Consumed by other endeavors, Ayanbadejo not sweating potential end of playing days

Cut by the Ravens in early April, linebacker and special teams standout Brendon Ayanbadejo still hasn't ruled out playing in the NFL during the 2013 season. He works out daily and keeps himself ready in case a team calls and the situation is right.

But right now, the 36-year-old is far too busy with other endeavors to be consumed with whether his 10-year NFL career is over.

"There's not anything that I have to do right now so If the football angle has exhausted itself because there's no more options in football, then that will come to a close on its own and then there will be a point where I have to announce my retirement. But right now, I'm not feeling like I have to do that," Ayanbadejo said Wednesday during a phone interview with the Baltimore Sun.

"I'm not going to sit around and wait for football. There's too much life to be lived and too many things to experience that I haven't been able to experience being a professional athlete the last 14 years," he added. "I'll be ready if a team calls but if they don't, I'll be a busy guy and I can go out saying that my last game that I've ever played in was the Super Bowl and I won a championship alongside Ray Lewis, Joe Flacco, Ed Reed, Haloti Ngata and all these amazing guys that will go down forever in Baltimore history together."

Since helping the Ravens win Super Bowl XLVII in early February, Ayanbadejo has continued to be a leading advocate for marriage equality and the lesbian, gay, bisexual and transgender (LGBT) community. His activism has been honored by various organizations and groups. He's made several television appearances and he's been serving as a guest columnist for foxsports.com, writing on social issues.

"From now through July, I'm going to sleep in my own bed, maybe for five nights," said Ayanbadejo who played for the Ravens for the past five seasons. "I'm going to be in eight different cities, speaking at Fortune 500 companies like Johnson & Johnson and Proctor and Gamble. I'll be going to San Francisco Pride and Los Angeles, getting awards through them. I'll be speaking at the University of Delaware. I have so many things lined up and it's so fun and fascinating.
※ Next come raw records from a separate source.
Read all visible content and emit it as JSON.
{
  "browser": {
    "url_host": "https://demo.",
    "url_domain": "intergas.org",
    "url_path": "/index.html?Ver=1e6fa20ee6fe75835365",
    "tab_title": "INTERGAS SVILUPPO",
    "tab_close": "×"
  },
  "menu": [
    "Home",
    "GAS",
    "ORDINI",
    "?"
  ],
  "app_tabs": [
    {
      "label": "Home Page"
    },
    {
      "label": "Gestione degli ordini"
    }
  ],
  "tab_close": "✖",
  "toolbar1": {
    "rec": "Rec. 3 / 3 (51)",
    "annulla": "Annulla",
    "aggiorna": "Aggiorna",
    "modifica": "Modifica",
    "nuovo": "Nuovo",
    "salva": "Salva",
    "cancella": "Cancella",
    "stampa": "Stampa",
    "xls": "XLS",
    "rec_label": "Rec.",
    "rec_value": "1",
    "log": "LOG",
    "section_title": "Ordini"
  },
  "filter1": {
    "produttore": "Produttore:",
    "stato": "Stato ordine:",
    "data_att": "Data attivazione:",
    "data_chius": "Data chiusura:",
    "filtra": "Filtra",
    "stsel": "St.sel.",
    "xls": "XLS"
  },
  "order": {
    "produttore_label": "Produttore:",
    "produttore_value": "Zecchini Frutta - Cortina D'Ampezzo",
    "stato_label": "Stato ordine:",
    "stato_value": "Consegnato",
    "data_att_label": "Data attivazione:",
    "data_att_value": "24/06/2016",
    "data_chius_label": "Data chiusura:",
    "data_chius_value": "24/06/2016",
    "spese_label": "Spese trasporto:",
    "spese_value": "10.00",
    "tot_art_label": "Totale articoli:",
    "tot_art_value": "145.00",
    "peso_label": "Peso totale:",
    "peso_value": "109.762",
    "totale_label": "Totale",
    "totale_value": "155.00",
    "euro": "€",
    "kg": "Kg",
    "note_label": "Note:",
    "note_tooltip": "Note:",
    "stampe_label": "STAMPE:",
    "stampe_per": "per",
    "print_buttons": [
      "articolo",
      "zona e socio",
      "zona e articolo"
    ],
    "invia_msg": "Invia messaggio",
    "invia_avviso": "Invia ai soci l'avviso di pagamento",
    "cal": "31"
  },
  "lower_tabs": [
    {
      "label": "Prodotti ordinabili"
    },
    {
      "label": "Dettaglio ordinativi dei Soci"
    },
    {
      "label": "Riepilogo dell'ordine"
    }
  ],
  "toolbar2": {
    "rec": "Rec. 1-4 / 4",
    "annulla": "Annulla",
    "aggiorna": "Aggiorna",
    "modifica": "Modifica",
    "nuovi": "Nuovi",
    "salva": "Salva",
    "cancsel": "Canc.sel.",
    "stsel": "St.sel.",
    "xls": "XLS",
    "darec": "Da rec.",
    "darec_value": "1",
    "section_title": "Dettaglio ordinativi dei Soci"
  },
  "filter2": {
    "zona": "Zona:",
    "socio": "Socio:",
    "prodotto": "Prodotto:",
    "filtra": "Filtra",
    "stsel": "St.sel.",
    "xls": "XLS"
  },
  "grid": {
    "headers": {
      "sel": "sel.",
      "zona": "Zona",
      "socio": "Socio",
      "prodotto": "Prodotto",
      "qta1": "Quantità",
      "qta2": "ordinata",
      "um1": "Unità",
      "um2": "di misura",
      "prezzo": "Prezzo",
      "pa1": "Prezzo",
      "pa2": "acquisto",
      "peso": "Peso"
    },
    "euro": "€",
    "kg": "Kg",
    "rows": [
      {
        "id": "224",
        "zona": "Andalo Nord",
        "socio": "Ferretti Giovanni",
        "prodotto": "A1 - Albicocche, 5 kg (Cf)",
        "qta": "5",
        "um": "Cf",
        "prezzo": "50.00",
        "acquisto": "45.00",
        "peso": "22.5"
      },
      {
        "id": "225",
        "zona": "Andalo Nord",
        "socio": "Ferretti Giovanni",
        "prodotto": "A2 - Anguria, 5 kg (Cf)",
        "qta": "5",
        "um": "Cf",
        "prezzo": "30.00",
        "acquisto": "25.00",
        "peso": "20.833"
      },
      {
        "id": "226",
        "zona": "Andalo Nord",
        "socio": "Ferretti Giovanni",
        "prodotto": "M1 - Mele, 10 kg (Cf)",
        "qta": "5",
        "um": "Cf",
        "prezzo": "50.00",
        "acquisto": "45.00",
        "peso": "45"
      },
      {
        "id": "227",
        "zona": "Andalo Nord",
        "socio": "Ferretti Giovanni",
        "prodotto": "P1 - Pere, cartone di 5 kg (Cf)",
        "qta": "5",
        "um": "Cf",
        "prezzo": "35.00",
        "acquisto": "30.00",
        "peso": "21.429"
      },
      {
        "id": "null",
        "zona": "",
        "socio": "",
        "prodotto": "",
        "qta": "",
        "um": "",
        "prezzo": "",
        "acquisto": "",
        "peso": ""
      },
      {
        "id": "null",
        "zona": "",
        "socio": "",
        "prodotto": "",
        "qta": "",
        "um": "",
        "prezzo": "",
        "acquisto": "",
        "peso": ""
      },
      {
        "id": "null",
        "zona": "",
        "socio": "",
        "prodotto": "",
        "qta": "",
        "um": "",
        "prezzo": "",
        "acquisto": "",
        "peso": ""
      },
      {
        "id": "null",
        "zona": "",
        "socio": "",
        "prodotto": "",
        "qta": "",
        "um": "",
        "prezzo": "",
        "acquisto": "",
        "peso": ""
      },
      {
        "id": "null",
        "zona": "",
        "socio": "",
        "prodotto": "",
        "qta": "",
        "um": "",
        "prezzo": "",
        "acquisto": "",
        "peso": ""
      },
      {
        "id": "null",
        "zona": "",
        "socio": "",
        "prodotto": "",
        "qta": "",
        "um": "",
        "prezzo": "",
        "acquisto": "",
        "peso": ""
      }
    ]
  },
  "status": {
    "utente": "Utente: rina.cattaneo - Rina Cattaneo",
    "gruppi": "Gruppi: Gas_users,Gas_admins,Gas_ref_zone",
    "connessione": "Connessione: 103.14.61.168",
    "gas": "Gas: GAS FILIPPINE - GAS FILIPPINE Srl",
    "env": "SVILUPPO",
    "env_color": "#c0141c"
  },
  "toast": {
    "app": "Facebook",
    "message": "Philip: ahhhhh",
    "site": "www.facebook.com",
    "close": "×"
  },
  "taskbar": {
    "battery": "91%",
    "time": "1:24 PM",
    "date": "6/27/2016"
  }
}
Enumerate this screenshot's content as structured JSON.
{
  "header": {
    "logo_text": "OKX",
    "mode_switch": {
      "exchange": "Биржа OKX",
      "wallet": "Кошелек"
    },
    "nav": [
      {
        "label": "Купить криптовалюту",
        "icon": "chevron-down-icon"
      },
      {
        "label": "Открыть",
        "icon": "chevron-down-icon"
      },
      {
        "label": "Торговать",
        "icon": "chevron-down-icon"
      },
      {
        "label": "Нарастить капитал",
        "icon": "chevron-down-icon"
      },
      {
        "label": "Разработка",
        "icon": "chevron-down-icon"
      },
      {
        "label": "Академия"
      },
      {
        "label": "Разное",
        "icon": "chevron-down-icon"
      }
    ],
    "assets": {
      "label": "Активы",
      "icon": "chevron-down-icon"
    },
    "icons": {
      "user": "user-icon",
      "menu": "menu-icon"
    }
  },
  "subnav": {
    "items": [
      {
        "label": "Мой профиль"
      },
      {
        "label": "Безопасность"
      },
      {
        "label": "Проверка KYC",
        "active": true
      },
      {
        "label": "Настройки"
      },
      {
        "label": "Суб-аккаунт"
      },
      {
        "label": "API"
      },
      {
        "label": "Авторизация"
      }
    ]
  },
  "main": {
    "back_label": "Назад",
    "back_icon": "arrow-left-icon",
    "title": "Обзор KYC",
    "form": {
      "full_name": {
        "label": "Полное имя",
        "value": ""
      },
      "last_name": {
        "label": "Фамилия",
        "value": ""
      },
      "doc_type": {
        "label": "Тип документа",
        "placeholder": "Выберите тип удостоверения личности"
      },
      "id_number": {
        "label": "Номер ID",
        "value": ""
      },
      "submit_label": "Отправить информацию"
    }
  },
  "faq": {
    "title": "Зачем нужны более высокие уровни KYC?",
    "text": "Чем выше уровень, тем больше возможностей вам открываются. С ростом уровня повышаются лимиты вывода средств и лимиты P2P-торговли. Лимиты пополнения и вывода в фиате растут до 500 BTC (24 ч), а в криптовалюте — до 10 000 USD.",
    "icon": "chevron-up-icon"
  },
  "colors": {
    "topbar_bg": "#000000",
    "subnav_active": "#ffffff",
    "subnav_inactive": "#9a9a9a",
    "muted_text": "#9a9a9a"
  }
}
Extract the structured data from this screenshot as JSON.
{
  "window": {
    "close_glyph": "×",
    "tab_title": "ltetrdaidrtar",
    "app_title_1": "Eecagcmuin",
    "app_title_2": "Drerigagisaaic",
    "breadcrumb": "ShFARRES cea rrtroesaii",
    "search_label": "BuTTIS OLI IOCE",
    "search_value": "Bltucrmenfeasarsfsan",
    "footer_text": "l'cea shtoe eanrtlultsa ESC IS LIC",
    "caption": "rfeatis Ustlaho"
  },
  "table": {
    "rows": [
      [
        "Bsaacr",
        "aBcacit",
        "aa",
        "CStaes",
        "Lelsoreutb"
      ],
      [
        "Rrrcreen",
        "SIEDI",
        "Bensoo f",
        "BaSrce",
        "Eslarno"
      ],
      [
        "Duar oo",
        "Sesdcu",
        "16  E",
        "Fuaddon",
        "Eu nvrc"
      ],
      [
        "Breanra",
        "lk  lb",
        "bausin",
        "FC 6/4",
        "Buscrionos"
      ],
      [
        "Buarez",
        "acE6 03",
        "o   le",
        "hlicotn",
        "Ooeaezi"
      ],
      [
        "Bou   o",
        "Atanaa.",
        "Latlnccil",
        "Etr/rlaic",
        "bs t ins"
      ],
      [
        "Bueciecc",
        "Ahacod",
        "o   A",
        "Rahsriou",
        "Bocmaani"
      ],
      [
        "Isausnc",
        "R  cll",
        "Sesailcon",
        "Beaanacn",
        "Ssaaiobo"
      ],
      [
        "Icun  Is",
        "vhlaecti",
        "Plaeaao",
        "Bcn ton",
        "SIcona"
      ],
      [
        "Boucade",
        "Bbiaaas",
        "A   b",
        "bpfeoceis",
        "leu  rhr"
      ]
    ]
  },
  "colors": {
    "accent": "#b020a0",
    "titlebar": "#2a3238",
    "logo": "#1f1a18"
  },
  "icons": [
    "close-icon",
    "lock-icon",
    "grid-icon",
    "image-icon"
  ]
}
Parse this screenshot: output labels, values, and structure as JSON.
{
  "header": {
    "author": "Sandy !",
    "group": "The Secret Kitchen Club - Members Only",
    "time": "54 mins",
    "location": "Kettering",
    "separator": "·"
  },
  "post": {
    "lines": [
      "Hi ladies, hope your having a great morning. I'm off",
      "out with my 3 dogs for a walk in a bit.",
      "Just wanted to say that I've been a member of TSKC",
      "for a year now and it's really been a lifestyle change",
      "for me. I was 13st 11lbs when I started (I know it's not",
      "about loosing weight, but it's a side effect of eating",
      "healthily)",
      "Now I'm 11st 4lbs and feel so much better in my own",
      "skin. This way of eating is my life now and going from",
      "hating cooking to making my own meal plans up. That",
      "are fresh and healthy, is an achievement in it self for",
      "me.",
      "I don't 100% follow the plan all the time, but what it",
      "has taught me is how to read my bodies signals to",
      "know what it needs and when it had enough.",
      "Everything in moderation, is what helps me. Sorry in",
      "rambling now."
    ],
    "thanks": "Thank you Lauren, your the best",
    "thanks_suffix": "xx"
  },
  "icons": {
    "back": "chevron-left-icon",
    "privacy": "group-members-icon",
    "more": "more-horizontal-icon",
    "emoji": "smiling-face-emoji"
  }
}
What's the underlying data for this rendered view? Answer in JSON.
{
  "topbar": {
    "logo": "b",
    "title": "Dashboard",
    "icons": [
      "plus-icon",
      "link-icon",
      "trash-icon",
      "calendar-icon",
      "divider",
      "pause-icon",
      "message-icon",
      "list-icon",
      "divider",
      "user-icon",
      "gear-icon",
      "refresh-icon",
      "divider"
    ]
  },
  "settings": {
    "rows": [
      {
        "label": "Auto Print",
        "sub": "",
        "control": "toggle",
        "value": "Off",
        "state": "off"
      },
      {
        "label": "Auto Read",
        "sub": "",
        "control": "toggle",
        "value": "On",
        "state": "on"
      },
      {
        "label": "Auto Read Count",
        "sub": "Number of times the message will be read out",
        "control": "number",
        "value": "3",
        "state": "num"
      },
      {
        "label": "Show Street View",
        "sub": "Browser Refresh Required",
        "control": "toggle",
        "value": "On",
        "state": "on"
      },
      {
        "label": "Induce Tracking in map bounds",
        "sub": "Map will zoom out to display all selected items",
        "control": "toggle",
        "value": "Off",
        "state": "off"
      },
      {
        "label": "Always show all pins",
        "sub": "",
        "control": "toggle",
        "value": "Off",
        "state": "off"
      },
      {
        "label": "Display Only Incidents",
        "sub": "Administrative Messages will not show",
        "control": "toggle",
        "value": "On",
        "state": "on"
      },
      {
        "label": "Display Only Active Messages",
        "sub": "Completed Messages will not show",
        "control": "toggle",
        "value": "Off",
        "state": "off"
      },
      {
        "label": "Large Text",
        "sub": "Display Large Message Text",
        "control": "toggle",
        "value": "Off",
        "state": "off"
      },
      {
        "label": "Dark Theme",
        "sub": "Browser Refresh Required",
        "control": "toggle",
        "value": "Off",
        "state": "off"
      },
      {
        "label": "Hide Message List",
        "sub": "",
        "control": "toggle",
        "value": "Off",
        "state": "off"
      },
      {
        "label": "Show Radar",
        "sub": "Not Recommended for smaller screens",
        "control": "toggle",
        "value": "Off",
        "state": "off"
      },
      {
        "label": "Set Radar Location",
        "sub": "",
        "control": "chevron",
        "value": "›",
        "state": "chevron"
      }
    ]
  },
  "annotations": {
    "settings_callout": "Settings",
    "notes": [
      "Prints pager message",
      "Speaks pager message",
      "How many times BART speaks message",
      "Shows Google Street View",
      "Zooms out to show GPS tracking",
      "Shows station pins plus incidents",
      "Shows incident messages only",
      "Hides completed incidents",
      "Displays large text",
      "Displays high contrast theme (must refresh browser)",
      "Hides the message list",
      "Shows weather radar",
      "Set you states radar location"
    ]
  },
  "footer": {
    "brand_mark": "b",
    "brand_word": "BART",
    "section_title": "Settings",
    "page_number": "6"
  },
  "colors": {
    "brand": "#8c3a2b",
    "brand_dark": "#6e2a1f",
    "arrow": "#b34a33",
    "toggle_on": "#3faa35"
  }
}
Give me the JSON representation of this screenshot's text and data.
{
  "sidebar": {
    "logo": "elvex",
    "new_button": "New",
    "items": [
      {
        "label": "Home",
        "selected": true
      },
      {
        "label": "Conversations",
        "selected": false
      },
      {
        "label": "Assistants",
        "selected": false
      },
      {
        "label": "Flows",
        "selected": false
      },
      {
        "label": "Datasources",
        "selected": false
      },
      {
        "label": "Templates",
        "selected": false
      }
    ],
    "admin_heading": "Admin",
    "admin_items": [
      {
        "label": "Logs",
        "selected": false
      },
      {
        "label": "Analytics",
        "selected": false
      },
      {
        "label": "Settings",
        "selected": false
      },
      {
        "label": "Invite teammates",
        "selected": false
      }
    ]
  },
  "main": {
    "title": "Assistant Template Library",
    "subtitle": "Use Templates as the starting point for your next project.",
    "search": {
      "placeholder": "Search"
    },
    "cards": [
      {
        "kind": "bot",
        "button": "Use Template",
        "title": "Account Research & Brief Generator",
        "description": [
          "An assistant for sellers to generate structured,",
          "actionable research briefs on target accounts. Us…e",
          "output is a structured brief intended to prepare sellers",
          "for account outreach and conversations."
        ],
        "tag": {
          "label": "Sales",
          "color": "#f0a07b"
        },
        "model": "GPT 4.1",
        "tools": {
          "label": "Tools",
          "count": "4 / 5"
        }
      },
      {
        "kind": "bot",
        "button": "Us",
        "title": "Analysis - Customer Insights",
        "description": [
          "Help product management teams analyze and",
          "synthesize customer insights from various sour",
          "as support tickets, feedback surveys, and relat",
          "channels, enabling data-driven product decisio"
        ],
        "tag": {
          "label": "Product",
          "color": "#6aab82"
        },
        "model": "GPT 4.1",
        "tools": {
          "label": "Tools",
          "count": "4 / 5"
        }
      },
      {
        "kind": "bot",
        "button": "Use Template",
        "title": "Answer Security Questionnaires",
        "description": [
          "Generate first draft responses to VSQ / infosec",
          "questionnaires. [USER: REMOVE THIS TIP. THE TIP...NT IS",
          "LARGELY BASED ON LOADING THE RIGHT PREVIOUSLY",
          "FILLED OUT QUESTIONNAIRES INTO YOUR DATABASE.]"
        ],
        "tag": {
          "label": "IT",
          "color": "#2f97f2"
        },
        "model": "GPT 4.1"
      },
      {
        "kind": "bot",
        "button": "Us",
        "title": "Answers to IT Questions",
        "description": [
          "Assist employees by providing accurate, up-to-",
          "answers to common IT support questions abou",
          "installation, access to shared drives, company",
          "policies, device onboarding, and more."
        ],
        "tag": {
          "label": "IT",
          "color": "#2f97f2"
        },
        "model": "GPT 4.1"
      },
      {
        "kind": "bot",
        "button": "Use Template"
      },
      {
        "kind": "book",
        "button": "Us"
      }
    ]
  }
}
It's a new experience that I'm really excited for."

This week, Ayanbadejo, who has made the Pro Bowl three times as a special teams ace, is taking part in the first-ever NFL Sports Journalism & Communications Boot Camp, held at Bowling Green State University in Ohio. It is one of 10 training programs for post-NFL careers that NFL Player Engagement is offering current and former players.

Ayanbadejo is among 23 players, a group that includes former Ravens Ovie Mughelli and Ken Hamlin, and former Aberdeen High and University of Maryland standout Erin Henderson, at the four-day boot camp which exposes attendees to different aspects of the journalism industry.

The program's focus is on improving player's writing skills and providing training in radio and digital media. During the camp, the player's attended classes and workshops taught by media professionals and applied what they learned during a field trip to a Triple-A Toledo Mud Hens' baseball game.  

"It's interesting being on the other side and looking at what [reporters] have to go through," Ayanbadejo said. "I'm used to giving interviews but not actually conducting an interview and being knowledgeable on whatever the topic is and your subject, and formulating good questions. The second you ask a question, the person being interviewed knows exactly how competent you are. It's a lot more difficult than I thought it was going to be."

Ayanbadejo said he does have some interest in following in the footsteps of the many former players turned NFL broadcasters, commentators or analysts, but that's just one of the things that he'd like to do.

"I enjoy it but that's where there's kind of a problem. There are many things that I enjoy and there's a plethora of things that I love to do but I feel like in order to monetize something, you have to be a
professional at one thing and you have to do one thing really, really well," Ayanbadejo said.

"At some point, I might have to pick something if I want to earn a decent living. I'm going to have to pick one thing rather than being this jack of all trades that loves and enjoys engaging in all these different things, whether it is philanthropic work or doing charity stuff, political space, being an athletic director, finishing my MBA, doing this whole media thing. At some point, I'm going to have to pick but for now, I'm enjoying all these different ways I get to express myself and learn about life and people."


One subject Ayanbadejo will continue to be involved in is the fight for marriage equality. Late last month, NBA player Jason Collins came out as the first openly gay male athlete playing in one of the four major American sports leagues. Ayanbadejo applauded Collins' decision to come out.

"Professional athletes who are at the top, we have the loudest voice that resonates and it goes down the chain to colleges and high schools and to kids even younger that know they are different than everybody
else but they're exactly the same as everytbody else and they should be treated the same as everybody else," he said. "They shouldn't be treated different. It's going to do so much for the LGBT community. The timing was right and let's see how far we can take it as far as gaining rights nationally for everybody. We still have a ways to go but we're headed in the right direction and we're finally going at a fast pace."